New regulations on temporary layoffs have been introduced by the Norwegian Government at the request of the social partners. The new legislation extends the maximum duration of temporary layoffs, aiming to avoid unnecessary direct layoffs in a time of rising unemployment.

The economic slow-down caused by the fall in crude oil prices and the subsequent wave of layoffs in the Norwegian petroleum sector has led to rising unemployment, a source of concern for both the social partners and the government. During the renegotiation of the trend-setting collective agreement for manufacturing industries, the involved social partners Fellesforbundet (affiliated with the Norwegian Confederation of Trade Unions, LO) and the Federation of Norwegian Industries (affiliated with The Confederation of Norwegian Enterprise, NHO), sent a joint letter to the Norwegian Prime Minister, Erna Solberg, asking for changes in regulations on temporary layoffs.

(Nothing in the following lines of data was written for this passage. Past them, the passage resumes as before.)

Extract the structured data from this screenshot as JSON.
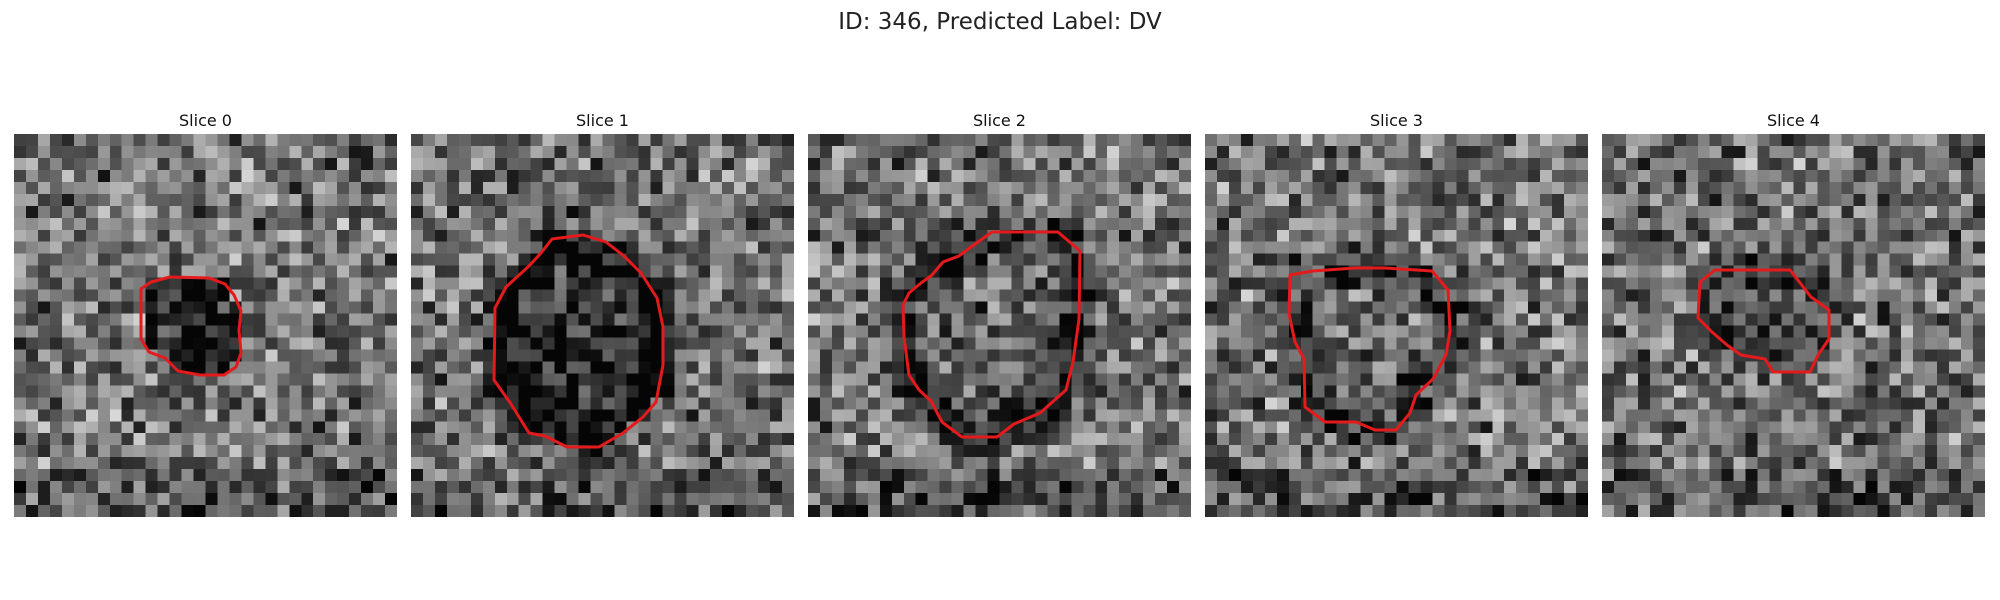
{
  "figure": {
    "title": "ID: 346, Predicted Label: DV",
    "contour_color": "#e41a1c"
  },
  "slices": [
    {
      "title": "Slice 0",
      "seed": 11,
      "dark": 0.35,
      "ring": 0.0
    },
    {
      "title": "Slice 1",
      "seed": 23,
      "dark": 0.3,
      "ring": 0.45
    },
    {
      "title": "Slice 2",
      "seed": 37,
      "dark": 0.05,
      "ring": 0.55
    },
    {
      "title": "Slice 3",
      "seed": 41,
      "dark": 0.05,
      "ring": 0.45
    },
    {
      "title": "Slice 4",
      "seed": 59,
      "dark": 0.1,
      "ring": 0.2
    }
  ]
}
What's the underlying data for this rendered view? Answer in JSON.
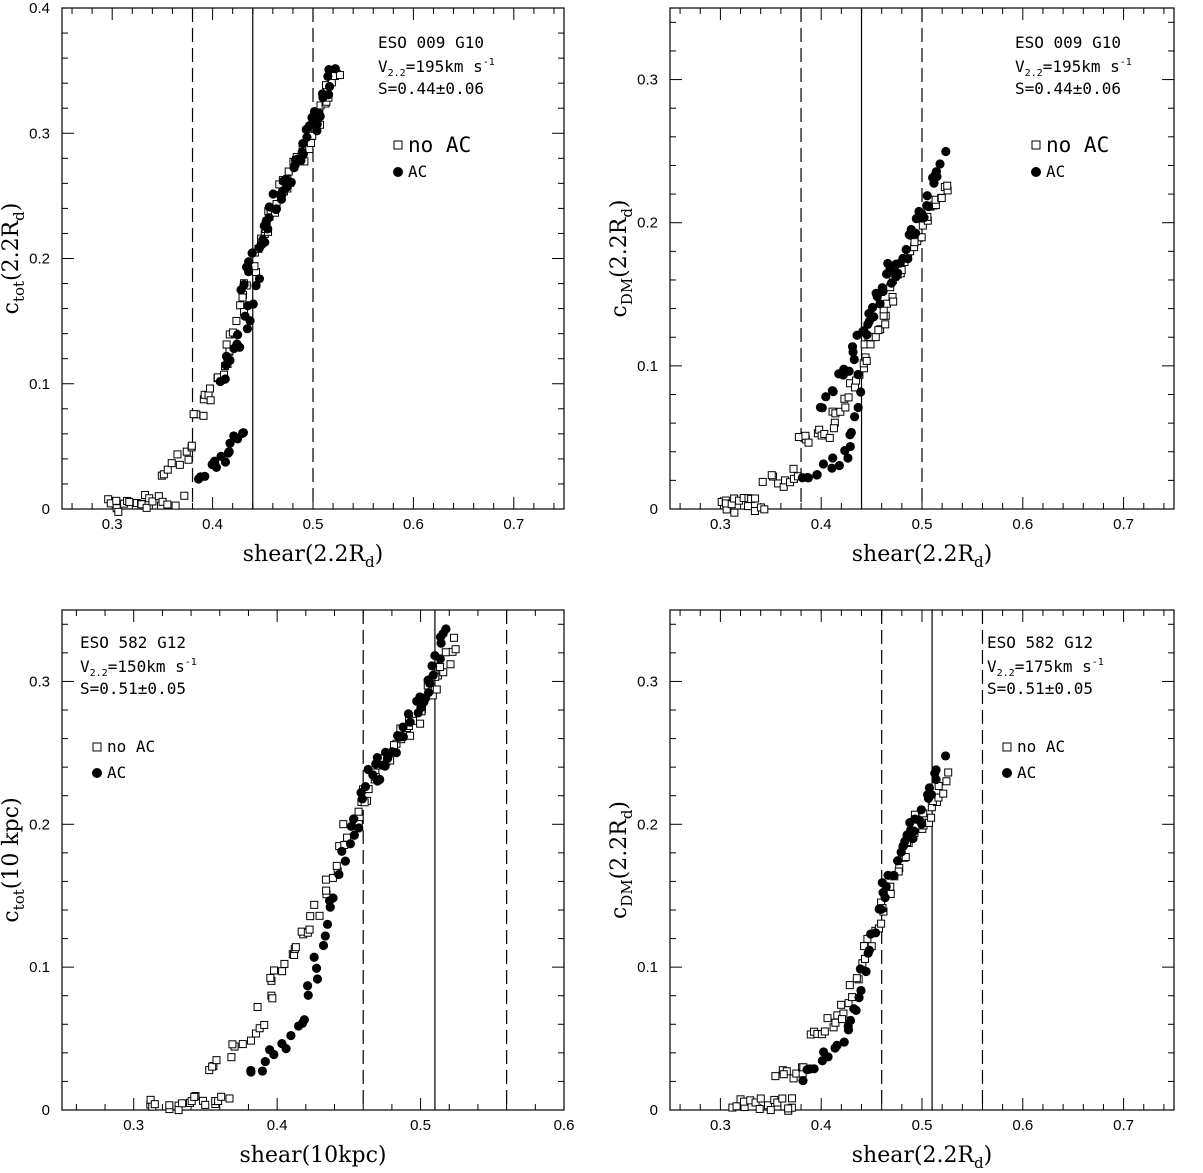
{
  "chart_data": [
    {
      "type": "scatter",
      "panel": "top-left",
      "xlim": [
        0.25,
        0.75
      ],
      "ylim": [
        0,
        0.4
      ],
      "xticks": [
        0.3,
        0.4,
        0.5,
        0.6,
        0.7
      ],
      "xtick_labels": [
        "0.3",
        "0.4",
        "0.5",
        "0.6",
        "0.7"
      ],
      "yticks": [
        0,
        0.1,
        0.2,
        0.3,
        0.4
      ],
      "ytick_labels": [
        "0",
        "0.1",
        "0.2",
        "0.3",
        "0.4"
      ],
      "xlabel_main": "shear(2.2R",
      "xlabel_sub": "d",
      "xlabel_tail": ")",
      "ylabel_main": "c",
      "ylabel_sub": "tot",
      "ylabel_tail": "(2.2R",
      "ylabel_sub2": "d",
      "ylabel_end": ")",
      "vlines": {
        "solid": 0.44,
        "dashed": [
          0.38,
          0.5
        ]
      },
      "annotation": {
        "galaxy": "ESO 009 G10",
        "vel_prefix": "V",
        "vel_sub": "2.2",
        "vel_rest": "=195km s",
        "vel_sup": "-1",
        "shear_text": "S=0.44±0.06"
      },
      "legend": {
        "no_ac": "no AC",
        "ac": "AC",
        "large": true
      },
      "series": [
        {
          "name": "no AC",
          "marker": "open-square",
          "segments": [
            {
              "x0": 0.295,
              "x1": 0.345,
              "y0": 0.002,
              "y1": 0.007,
              "n": 16
            },
            {
              "x0": 0.345,
              "x1": 0.37,
              "y0": 0.007,
              "y1": 0.008,
              "n": 5
            },
            {
              "x0": 0.352,
              "x1": 0.382,
              "y0": 0.028,
              "y1": 0.05,
              "n": 10
            },
            {
              "x0": 0.382,
              "x1": 0.41,
              "y0": 0.072,
              "y1": 0.11,
              "n": 12
            },
            {
              "x0": 0.41,
              "x1": 0.45,
              "y0": 0.11,
              "y1": 0.22,
              "n": 22
            },
            {
              "x0": 0.45,
              "x1": 0.49,
              "y0": 0.22,
              "y1": 0.29,
              "n": 24
            },
            {
              "x0": 0.49,
              "x1": 0.524,
              "y0": 0.28,
              "y1": 0.35,
              "n": 20
            }
          ]
        },
        {
          "name": "AC",
          "marker": "filled-circle",
          "segments": [
            {
              "x0": 0.385,
              "x1": 0.41,
              "y0": 0.028,
              "y1": 0.04,
              "n": 8
            },
            {
              "x0": 0.41,
              "x1": 0.43,
              "y0": 0.035,
              "y1": 0.065,
              "n": 8
            },
            {
              "x0": 0.41,
              "x1": 0.445,
              "y0": 0.1,
              "y1": 0.18,
              "n": 16
            },
            {
              "x0": 0.43,
              "x1": 0.47,
              "y0": 0.18,
              "y1": 0.26,
              "n": 22
            },
            {
              "x0": 0.47,
              "x1": 0.5,
              "y0": 0.25,
              "y1": 0.31,
              "n": 18
            },
            {
              "x0": 0.5,
              "x1": 0.52,
              "y0": 0.3,
              "y1": 0.355,
              "n": 12
            }
          ]
        }
      ]
    },
    {
      "type": "scatter",
      "panel": "top-right",
      "xlim": [
        0.25,
        0.75
      ],
      "ylim": [
        0,
        0.35
      ],
      "xticks": [
        0.3,
        0.4,
        0.5,
        0.6,
        0.7
      ],
      "xtick_labels": [
        "0.3",
        "0.4",
        "0.5",
        "0.6",
        "0.7"
      ],
      "yticks": [
        0,
        0.1,
        0.2,
        0.3
      ],
      "ytick_labels": [
        "0",
        "0.1",
        "0.2",
        "0.3"
      ],
      "xlabel_main": "shear(2.2R",
      "xlabel_sub": "d",
      "xlabel_tail": ")",
      "ylabel_main": "c",
      "ylabel_sub": "DM",
      "ylabel_tail": "(2.2R",
      "ylabel_sub2": "d",
      "ylabel_end": ")",
      "vlines": {
        "solid": 0.44,
        "dashed": [
          0.38,
          0.5
        ]
      },
      "annotation": {
        "galaxy": "ESO 009 G10",
        "vel_prefix": "V",
        "vel_sub": "2.2",
        "vel_rest": "=195km s",
        "vel_sup": "-1",
        "shear_text": "S=0.44±0.06"
      },
      "legend": {
        "no_ac": "no AC",
        "ac": "AC",
        "large": true
      },
      "series": [
        {
          "name": "no AC",
          "marker": "open-square",
          "segments": [
            {
              "x0": 0.3,
              "x1": 0.34,
              "y0": 0.002,
              "y1": 0.003,
              "n": 16
            },
            {
              "x0": 0.345,
              "x1": 0.38,
              "y0": 0.018,
              "y1": 0.024,
              "n": 10
            },
            {
              "x0": 0.38,
              "x1": 0.41,
              "y0": 0.046,
              "y1": 0.056,
              "n": 10
            },
            {
              "x0": 0.41,
              "x1": 0.44,
              "y0": 0.06,
              "y1": 0.1,
              "n": 12
            },
            {
              "x0": 0.44,
              "x1": 0.47,
              "y0": 0.1,
              "y1": 0.15,
              "n": 16
            },
            {
              "x0": 0.47,
              "x1": 0.5,
              "y0": 0.15,
              "y1": 0.2,
              "n": 16
            },
            {
              "x0": 0.5,
              "x1": 0.524,
              "y0": 0.2,
              "y1": 0.228,
              "n": 12
            }
          ]
        },
        {
          "name": "AC",
          "marker": "filled-circle",
          "segments": [
            {
              "x0": 0.38,
              "x1": 0.43,
              "y0": 0.017,
              "y1": 0.04,
              "n": 12
            },
            {
              "x0": 0.43,
              "x1": 0.44,
              "y0": 0.05,
              "y1": 0.09,
              "n": 6
            },
            {
              "x0": 0.4,
              "x1": 0.44,
              "y0": 0.07,
              "y1": 0.12,
              "n": 14
            },
            {
              "x0": 0.44,
              "x1": 0.47,
              "y0": 0.12,
              "y1": 0.17,
              "n": 16
            },
            {
              "x0": 0.47,
              "x1": 0.5,
              "y0": 0.16,
              "y1": 0.21,
              "n": 16
            },
            {
              "x0": 0.5,
              "x1": 0.52,
              "y0": 0.2,
              "y1": 0.25,
              "n": 12
            }
          ]
        }
      ]
    },
    {
      "type": "scatter",
      "panel": "bottom-left",
      "xlim": [
        0.25,
        0.6
      ],
      "ylim": [
        0,
        0.35
      ],
      "xticks": [
        0.3,
        0.4,
        0.5,
        0.6
      ],
      "xtick_labels": [
        "0.3",
        "0.4",
        "0.5",
        "0.6"
      ],
      "yticks": [
        0,
        0.1,
        0.2,
        0.3
      ],
      "ytick_labels": [
        "0",
        "0.1",
        "0.2",
        "0.3"
      ],
      "xlabel_main": "shear(10kpc)",
      "xlabel_sub": "",
      "xlabel_tail": "",
      "ylabel_main": "c",
      "ylabel_sub": "tot",
      "ylabel_tail": "(10 kpc)",
      "ylabel_sub2": "",
      "ylabel_end": "",
      "vlines": {
        "solid": 0.51,
        "dashed": [
          0.46,
          0.56
        ]
      },
      "annotation": {
        "galaxy": "ESO 582 G12",
        "vel_prefix": "V",
        "vel_sub": "2.2",
        "vel_rest": "=150km s",
        "vel_sup": "-1",
        "shear_text": "S=0.51±0.05"
      },
      "legend": {
        "no_ac": "no AC",
        "ac": "AC",
        "large": false
      },
      "series": [
        {
          "name": "no AC",
          "marker": "open-square",
          "segments": [
            {
              "x0": 0.31,
              "x1": 0.365,
              "y0": 0.003,
              "y1": 0.008,
              "n": 20
            },
            {
              "x0": 0.35,
              "x1": 0.39,
              "y0": 0.03,
              "y1": 0.055,
              "n": 12
            },
            {
              "x0": 0.39,
              "x1": 0.42,
              "y0": 0.075,
              "y1": 0.125,
              "n": 14
            },
            {
              "x0": 0.42,
              "x1": 0.46,
              "y0": 0.125,
              "y1": 0.22,
              "n": 20
            },
            {
              "x0": 0.46,
              "x1": 0.49,
              "y0": 0.22,
              "y1": 0.27,
              "n": 18
            },
            {
              "x0": 0.49,
              "x1": 0.524,
              "y0": 0.26,
              "y1": 0.33,
              "n": 22
            }
          ]
        },
        {
          "name": "AC",
          "marker": "filled-circle",
          "segments": [
            {
              "x0": 0.38,
              "x1": 0.42,
              "y0": 0.025,
              "y1": 0.06,
              "n": 12
            },
            {
              "x0": 0.42,
              "x1": 0.445,
              "y0": 0.08,
              "y1": 0.16,
              "n": 12
            },
            {
              "x0": 0.445,
              "x1": 0.47,
              "y0": 0.17,
              "y1": 0.25,
              "n": 14
            },
            {
              "x0": 0.47,
              "x1": 0.5,
              "y0": 0.23,
              "y1": 0.29,
              "n": 18
            },
            {
              "x0": 0.5,
              "x1": 0.52,
              "y0": 0.28,
              "y1": 0.34,
              "n": 14
            }
          ]
        }
      ]
    },
    {
      "type": "scatter",
      "panel": "bottom-right",
      "xlim": [
        0.25,
        0.75
      ],
      "ylim": [
        0,
        0.35
      ],
      "xticks": [
        0.3,
        0.4,
        0.5,
        0.6,
        0.7
      ],
      "xtick_labels": [
        "0.3",
        "0.4",
        "0.5",
        "0.6",
        "0.7"
      ],
      "yticks": [
        0,
        0.1,
        0.2,
        0.3
      ],
      "ytick_labels": [
        "0",
        "0.1",
        "0.2",
        "0.3"
      ],
      "xlabel_main": "shear(2.2R",
      "xlabel_sub": "d",
      "xlabel_tail": ")",
      "ylabel_main": "c",
      "ylabel_sub": "DM",
      "ylabel_tail": "(2.2R",
      "ylabel_sub2": "d",
      "ylabel_end": ")",
      "vlines": {
        "solid": 0.51,
        "dashed": [
          0.46,
          0.56
        ]
      },
      "annotation": {
        "galaxy": "ESO 582 G12",
        "vel_prefix": "V",
        "vel_sub": "2.2",
        "vel_rest": "=175km s",
        "vel_sup": "-1",
        "shear_text": "S=0.51±0.05"
      },
      "legend": {
        "no_ac": "no AC",
        "ac": "AC",
        "large": false
      },
      "series": [
        {
          "name": "no AC",
          "marker": "open-square",
          "segments": [
            {
              "x0": 0.31,
              "x1": 0.375,
              "y0": 0.003,
              "y1": 0.004,
              "n": 18
            },
            {
              "x0": 0.355,
              "x1": 0.39,
              "y0": 0.025,
              "y1": 0.03,
              "n": 10
            },
            {
              "x0": 0.39,
              "x1": 0.42,
              "y0": 0.055,
              "y1": 0.065,
              "n": 10
            },
            {
              "x0": 0.42,
              "x1": 0.46,
              "y0": 0.065,
              "y1": 0.14,
              "n": 16
            },
            {
              "x0": 0.46,
              "x1": 0.5,
              "y0": 0.14,
              "y1": 0.21,
              "n": 18
            },
            {
              "x0": 0.5,
              "x1": 0.524,
              "y0": 0.2,
              "y1": 0.232,
              "n": 12
            }
          ]
        },
        {
          "name": "AC",
          "marker": "filled-circle",
          "segments": [
            {
              "x0": 0.38,
              "x1": 0.43,
              "y0": 0.02,
              "y1": 0.06,
              "n": 12
            },
            {
              "x0": 0.43,
              "x1": 0.46,
              "y0": 0.06,
              "y1": 0.15,
              "n": 14
            },
            {
              "x0": 0.46,
              "x1": 0.49,
              "y0": 0.15,
              "y1": 0.2,
              "n": 14
            },
            {
              "x0": 0.49,
              "x1": 0.52,
              "y0": 0.19,
              "y1": 0.247,
              "n": 14
            }
          ]
        }
      ]
    }
  ]
}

In a bid to counter rising unemployment, and to contribute to an agreement between the social partners in the initial and trend-setting bargaining round, the government adhered to the wish of the social partners and recommended new legislation. The bill, passed by the Norwegian Parliament in May, extends the maximum period for temporary layoffs from 30 weeks to 52 weeks. According to the new regulations, in force from 1 July, temporary laid-off employees will initially receive regular pay from the company for 10 days, then 30 weeks of unemployment benefit followed by 5 days of regular pay, and finally 19 weeks of unemployment benefit.

The Minister for Labour and Social Affairs, Anniken Hauglie, underlined that the government places importance on the tripartite cooperation and that it was key for the government to be able to facilitate an agreement between the social partners. This was achieved partly by the new legislation on temporary layoffs, and partly by taking the highly-contested issue of occupational pensions out of this year’s negotiations by offering to undertake a public inquiry on pensions, building on an agreement between Fellesforbundet and the Federation of Norwegian Industries.